Chapter 3: The Long Line

Podge was from a long line of private detectives. His mother was a private detective, and her mother before that, stretching back across the centuries, before the telegram, before newspapers, before monks and their chronicles.

They didn’t do it for the glory, or the hope of some scrawled oblique reference in the annal of the age. They detected because it was all they knew. 

Podge’s mum used to joke it was the oldest profession. 

The Spencer house was dusty. Crime was more pressing than housekeeping, and as a child Podge would lead sneezing clients into the back room so that PI Agnes might hear their tales of misfortune.

After her death, Podge took up the family business, heading to the Detective Guild’s headquarters in his best trilby to take the oath and be handed his unique seal of crime. 

In truth, he found the ceremony a little corny, but like all good detectives, he kept his thoughts to himself, to the grave if necessary.

Home hid too many memories, so he set up shop in a new office block, and gently eased himself down into the role society expected of him.

Haven had no police, and by tradition preferred to keep the solving of local difficulties as informal as possible. Back when he had clients, Podge was more mediator than anything. 

His job was to glean what truths people were willing to concede, then come to an arrangement least embarrassing to all concerned. 

In a town where shame was like gum in the innards of an old clock, much could be forgiven if forgetting kept things ticking over.

On quieter days, Podge looked back fondly on his silliest cases. 

The orange spotted cat, held hostage by a commune of separatists, causing a hyper-local diplomatic incident.

The divorcing couple battling for custody over their contacts book, which listed people on an axis of sarcasm.

That time half the townsfolk turned up on his door the same day, pitchforks at hand, to complain about the missing trees on Sunset Lane and the suspicious new pitchfork factory.

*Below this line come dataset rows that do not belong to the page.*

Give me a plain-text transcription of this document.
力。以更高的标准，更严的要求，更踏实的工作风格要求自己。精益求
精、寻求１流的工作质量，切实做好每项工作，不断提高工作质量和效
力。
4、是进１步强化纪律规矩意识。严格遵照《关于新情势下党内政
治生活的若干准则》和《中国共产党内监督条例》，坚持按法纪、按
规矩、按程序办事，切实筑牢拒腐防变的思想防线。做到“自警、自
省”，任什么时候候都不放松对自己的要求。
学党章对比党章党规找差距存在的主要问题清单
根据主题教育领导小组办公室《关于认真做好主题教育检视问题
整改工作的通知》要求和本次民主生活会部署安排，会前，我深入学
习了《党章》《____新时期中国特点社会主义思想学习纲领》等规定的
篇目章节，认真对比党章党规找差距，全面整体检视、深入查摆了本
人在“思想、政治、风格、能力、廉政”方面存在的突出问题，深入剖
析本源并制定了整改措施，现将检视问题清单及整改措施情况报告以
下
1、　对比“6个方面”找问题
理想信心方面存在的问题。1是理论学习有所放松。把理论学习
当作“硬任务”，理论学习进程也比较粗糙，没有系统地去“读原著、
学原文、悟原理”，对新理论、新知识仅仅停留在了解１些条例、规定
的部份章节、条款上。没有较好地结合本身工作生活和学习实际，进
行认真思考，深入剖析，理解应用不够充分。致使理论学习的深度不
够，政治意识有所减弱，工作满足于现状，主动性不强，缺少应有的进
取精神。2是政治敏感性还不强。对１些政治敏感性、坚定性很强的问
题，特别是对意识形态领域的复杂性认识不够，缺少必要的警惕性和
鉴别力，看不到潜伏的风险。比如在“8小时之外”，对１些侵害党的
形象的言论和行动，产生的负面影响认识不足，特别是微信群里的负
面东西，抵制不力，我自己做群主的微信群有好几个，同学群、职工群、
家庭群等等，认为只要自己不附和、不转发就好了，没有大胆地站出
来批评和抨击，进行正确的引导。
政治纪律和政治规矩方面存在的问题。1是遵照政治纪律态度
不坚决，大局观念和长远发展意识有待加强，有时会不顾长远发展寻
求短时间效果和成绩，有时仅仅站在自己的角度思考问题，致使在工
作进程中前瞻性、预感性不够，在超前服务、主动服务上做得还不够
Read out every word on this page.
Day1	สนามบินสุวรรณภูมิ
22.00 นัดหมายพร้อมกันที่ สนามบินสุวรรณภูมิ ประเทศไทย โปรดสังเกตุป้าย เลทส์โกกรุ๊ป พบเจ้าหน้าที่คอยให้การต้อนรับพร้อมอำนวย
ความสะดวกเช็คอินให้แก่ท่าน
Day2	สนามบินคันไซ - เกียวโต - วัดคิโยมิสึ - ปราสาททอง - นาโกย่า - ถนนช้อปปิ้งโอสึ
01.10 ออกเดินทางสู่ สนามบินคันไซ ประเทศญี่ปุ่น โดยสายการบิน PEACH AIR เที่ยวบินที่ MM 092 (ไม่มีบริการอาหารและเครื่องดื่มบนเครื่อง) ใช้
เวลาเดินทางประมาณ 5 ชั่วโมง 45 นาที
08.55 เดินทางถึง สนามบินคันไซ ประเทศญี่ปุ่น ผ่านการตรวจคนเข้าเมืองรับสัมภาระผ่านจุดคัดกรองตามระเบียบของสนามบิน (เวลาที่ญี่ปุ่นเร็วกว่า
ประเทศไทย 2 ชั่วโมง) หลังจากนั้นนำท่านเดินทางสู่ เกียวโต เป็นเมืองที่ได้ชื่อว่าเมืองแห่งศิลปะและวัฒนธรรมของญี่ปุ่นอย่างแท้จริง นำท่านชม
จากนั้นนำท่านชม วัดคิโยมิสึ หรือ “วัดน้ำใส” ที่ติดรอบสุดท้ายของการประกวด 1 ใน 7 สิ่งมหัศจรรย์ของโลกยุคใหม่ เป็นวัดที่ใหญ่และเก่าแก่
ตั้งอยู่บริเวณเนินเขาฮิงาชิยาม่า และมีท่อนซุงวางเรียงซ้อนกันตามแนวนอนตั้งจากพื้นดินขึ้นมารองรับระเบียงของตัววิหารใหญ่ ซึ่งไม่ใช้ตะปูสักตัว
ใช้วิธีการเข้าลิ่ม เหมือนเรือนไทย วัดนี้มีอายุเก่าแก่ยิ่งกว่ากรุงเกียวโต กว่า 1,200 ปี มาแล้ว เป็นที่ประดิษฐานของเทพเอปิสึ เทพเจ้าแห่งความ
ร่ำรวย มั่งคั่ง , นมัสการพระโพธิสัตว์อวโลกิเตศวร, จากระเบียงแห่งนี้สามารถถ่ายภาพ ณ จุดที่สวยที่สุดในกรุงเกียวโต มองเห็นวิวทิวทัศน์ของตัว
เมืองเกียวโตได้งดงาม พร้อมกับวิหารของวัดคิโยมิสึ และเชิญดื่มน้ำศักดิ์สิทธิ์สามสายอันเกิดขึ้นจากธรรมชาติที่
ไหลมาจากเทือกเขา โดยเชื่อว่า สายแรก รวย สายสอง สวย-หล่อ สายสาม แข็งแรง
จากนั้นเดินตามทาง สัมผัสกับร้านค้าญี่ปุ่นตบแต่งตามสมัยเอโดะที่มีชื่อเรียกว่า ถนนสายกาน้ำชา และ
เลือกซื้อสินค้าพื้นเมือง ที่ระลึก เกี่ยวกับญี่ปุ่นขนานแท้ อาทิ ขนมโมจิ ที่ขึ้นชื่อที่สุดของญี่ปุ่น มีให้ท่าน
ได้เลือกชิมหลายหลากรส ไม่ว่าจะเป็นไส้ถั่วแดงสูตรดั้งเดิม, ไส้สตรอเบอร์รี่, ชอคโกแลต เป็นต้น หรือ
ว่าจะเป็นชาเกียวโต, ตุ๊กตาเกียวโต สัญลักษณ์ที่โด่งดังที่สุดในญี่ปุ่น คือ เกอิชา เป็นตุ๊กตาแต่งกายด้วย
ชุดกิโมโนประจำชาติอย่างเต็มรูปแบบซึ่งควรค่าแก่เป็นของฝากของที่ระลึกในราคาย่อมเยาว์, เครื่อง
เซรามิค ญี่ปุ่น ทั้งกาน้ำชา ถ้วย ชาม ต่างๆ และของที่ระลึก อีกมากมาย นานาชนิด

In a town build on order and silt, pitchforks and sarcasm were treasured anomalies to Podge. Time felt like it scrolled from left to right, with the unusual ebbing away every day. 

He started to keep a diary of unusual happenstances, to remind himself that they happened and he wasn’t imagining them. And as his cases became drier than a prohibition town, he dedicated more and more of his cork board to the dearth of the unusual.

And on the full moon before he stumbled on Mani’s bar for the first time, he pieced together the thrum and rattle of the impending horizon.